God is not obligated to love you, and he doesn’t want you to feel obligated to love him. . . But you do, for we—his church—have taken the Life of Love and turned him into law.
But he is rising from the dead.
Romans 10:8 “‘The word is near you, in your mouth and in your heart,’ (that is the word of faith that we proclaim).’” Paul is saying, “Christ is near you, in your mouth and in your heart.” Free Will in us is the righteousness of God in us, not simply imputed to us like an entry in a ledger but rising in us like a life in a tomb. Not just in one moment of time, but every moment of time, in which we choose the Good in freedom; every moment we like God as he likes us.
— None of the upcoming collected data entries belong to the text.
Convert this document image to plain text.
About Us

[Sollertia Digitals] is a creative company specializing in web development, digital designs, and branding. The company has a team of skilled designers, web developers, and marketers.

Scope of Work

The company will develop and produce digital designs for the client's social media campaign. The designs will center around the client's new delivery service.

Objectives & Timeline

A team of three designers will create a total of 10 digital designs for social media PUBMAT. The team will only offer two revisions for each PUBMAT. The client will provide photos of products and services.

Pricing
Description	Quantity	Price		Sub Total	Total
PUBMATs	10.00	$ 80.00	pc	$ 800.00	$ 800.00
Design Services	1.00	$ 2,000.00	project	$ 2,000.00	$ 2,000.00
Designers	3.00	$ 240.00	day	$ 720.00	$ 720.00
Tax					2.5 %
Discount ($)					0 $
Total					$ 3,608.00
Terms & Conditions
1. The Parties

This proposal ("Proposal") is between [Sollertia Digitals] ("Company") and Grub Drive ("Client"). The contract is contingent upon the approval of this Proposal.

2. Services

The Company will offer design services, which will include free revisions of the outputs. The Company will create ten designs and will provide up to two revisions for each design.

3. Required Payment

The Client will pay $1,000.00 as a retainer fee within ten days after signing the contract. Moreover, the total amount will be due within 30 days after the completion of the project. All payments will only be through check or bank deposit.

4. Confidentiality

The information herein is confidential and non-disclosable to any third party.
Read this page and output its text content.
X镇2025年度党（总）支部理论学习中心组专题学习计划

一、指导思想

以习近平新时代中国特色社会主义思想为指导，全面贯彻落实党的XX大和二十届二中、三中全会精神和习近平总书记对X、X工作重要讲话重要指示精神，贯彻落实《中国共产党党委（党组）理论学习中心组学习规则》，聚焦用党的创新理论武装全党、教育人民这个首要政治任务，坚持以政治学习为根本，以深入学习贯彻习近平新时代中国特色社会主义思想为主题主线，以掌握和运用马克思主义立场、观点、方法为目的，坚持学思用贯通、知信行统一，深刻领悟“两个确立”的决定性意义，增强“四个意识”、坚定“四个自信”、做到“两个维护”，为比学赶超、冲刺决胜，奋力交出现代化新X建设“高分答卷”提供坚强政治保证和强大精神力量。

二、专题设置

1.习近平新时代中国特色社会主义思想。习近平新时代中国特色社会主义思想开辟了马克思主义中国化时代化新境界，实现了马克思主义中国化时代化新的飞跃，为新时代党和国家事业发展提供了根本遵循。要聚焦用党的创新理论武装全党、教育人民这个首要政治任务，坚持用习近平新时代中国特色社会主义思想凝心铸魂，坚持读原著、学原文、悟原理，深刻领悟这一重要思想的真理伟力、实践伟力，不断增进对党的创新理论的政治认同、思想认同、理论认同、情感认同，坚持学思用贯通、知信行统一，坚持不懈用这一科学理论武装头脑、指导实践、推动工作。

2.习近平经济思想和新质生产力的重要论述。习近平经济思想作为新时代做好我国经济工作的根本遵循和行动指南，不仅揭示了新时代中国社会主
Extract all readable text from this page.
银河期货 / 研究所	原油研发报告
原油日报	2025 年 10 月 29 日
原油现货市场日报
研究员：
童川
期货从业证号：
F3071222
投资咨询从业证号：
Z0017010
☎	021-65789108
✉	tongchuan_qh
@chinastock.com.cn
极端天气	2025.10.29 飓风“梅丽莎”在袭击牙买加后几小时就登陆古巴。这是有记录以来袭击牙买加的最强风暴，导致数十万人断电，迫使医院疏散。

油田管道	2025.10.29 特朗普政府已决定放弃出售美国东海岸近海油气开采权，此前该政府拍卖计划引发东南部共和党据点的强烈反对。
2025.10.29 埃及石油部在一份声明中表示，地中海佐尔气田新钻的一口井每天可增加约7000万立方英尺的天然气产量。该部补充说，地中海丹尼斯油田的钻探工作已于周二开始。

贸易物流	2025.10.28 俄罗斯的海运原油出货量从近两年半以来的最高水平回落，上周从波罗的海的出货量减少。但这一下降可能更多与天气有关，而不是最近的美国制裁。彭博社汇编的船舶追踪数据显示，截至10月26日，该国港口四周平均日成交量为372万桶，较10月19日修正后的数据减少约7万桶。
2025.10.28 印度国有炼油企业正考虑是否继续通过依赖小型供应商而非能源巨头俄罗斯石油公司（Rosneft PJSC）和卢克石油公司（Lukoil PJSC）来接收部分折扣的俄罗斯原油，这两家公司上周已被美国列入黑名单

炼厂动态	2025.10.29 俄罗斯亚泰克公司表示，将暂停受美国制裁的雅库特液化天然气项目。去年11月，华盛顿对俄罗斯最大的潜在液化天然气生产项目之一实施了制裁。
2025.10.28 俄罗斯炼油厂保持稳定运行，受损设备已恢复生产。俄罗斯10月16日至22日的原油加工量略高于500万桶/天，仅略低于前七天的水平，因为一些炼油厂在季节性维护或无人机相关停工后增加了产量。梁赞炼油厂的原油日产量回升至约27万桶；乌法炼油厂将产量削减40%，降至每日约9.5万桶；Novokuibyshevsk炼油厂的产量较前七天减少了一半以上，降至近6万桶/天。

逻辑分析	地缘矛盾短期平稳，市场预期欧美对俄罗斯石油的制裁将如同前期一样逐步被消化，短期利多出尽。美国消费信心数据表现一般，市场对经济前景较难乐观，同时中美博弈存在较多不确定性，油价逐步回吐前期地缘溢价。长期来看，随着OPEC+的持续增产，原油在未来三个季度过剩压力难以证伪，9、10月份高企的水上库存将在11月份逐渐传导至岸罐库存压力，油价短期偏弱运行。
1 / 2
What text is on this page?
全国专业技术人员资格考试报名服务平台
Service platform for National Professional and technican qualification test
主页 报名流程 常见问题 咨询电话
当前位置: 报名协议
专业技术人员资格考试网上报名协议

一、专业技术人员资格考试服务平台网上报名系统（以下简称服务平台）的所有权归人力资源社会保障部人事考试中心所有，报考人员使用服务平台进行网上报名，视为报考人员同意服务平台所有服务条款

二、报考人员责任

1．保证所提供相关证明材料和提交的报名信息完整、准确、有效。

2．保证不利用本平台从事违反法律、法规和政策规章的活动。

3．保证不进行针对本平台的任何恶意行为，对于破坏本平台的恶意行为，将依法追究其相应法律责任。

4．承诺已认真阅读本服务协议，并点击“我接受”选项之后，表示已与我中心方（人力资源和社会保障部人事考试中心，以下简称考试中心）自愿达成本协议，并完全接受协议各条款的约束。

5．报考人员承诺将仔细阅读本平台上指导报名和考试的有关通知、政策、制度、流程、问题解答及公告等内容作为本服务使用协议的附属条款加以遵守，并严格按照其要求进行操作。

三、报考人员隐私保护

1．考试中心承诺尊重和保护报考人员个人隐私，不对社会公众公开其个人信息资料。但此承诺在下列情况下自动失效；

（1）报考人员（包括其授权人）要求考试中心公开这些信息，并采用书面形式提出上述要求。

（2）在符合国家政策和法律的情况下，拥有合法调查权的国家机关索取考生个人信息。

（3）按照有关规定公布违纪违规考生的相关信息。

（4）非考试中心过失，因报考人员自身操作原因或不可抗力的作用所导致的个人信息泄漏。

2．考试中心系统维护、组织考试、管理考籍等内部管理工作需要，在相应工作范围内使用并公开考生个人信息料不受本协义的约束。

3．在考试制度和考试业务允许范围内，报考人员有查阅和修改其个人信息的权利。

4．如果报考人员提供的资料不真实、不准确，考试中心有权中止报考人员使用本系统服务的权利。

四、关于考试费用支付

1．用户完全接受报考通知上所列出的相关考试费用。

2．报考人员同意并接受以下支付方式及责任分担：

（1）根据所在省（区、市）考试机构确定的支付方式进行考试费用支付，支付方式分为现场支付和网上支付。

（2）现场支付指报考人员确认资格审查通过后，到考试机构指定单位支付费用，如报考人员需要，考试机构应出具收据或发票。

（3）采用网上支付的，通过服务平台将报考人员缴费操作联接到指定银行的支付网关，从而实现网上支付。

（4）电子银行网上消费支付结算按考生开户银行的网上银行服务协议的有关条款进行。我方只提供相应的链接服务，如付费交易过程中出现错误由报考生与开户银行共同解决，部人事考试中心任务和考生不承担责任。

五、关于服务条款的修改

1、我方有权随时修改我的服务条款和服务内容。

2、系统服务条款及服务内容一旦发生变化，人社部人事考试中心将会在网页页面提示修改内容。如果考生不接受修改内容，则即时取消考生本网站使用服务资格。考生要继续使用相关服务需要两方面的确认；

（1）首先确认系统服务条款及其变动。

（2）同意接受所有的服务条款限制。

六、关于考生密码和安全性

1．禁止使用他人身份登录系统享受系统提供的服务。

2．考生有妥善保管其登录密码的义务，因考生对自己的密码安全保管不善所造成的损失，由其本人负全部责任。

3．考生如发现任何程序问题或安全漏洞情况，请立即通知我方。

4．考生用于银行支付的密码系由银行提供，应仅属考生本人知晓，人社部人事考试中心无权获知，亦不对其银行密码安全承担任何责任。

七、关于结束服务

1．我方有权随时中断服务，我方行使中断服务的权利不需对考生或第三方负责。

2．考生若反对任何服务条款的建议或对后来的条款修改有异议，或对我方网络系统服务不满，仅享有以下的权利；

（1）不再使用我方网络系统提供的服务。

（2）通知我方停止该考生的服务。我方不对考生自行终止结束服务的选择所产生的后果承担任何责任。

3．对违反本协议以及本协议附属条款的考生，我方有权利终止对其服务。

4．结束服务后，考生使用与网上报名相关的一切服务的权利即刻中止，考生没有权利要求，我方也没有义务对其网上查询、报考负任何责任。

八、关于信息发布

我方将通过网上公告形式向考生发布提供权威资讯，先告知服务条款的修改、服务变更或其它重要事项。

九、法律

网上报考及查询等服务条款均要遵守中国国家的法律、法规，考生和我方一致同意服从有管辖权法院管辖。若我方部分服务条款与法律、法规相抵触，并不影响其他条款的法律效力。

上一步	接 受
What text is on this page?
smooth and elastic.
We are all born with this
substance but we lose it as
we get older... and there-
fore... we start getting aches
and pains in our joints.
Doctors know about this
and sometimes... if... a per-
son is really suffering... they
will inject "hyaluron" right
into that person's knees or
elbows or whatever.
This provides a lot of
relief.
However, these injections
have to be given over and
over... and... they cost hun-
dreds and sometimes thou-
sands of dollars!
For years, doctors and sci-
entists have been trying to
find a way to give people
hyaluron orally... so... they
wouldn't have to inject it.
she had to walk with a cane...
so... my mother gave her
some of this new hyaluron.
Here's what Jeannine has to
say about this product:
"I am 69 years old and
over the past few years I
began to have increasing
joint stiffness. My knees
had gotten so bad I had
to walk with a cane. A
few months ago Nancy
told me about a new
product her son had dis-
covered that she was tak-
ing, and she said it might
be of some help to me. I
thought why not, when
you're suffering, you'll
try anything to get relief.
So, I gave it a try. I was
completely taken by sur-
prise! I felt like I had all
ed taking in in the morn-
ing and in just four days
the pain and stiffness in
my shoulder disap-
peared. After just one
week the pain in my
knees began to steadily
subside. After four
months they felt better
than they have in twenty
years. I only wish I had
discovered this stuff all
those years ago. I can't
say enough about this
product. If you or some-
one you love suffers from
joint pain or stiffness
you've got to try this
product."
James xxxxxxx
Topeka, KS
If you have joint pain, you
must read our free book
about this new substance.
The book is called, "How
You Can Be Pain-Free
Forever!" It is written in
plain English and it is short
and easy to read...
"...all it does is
I am created by Free Will, saved by Free Will, and sanctified by Free Will. But it’s not simply my own free will. It’s God’s Free Will, rising in me, a communion of Free Will in me, that is the New Me. It’s the Word I want to speak, even as it (he) is speaking Me.
You are a little child, sitting on the edge of your bed, but dressed as an adult: Darth Vader.
You are looking at your Dad—He’s broken and bleeding for you and he let you do this to him.
You say, “Why did you have to do this?” He says, “I didn’t. This is who I am and who I choose to be.”
“Now,” he says, “Who do you choose to be?”
You hand him your light saber. He takes off your mask and cape. He undresses you, tucks you into bed, and gives you a kiss, saying, “Today (Friday) you tried to be Darth Vader. Tomorrow, I’ll take you to work with me and it will feel like play. You’ll sit with me on my throne (Rev. 3:21) and together we’ll freely will an entire creation into existence. Then I’ll clothe you with the sun (or Son), as you stand on the moon, and I’ll crown you with stars—twelve to be precise (Rev. 12:1).”
I think I’m starting to love God, not because I have to, but because I want to.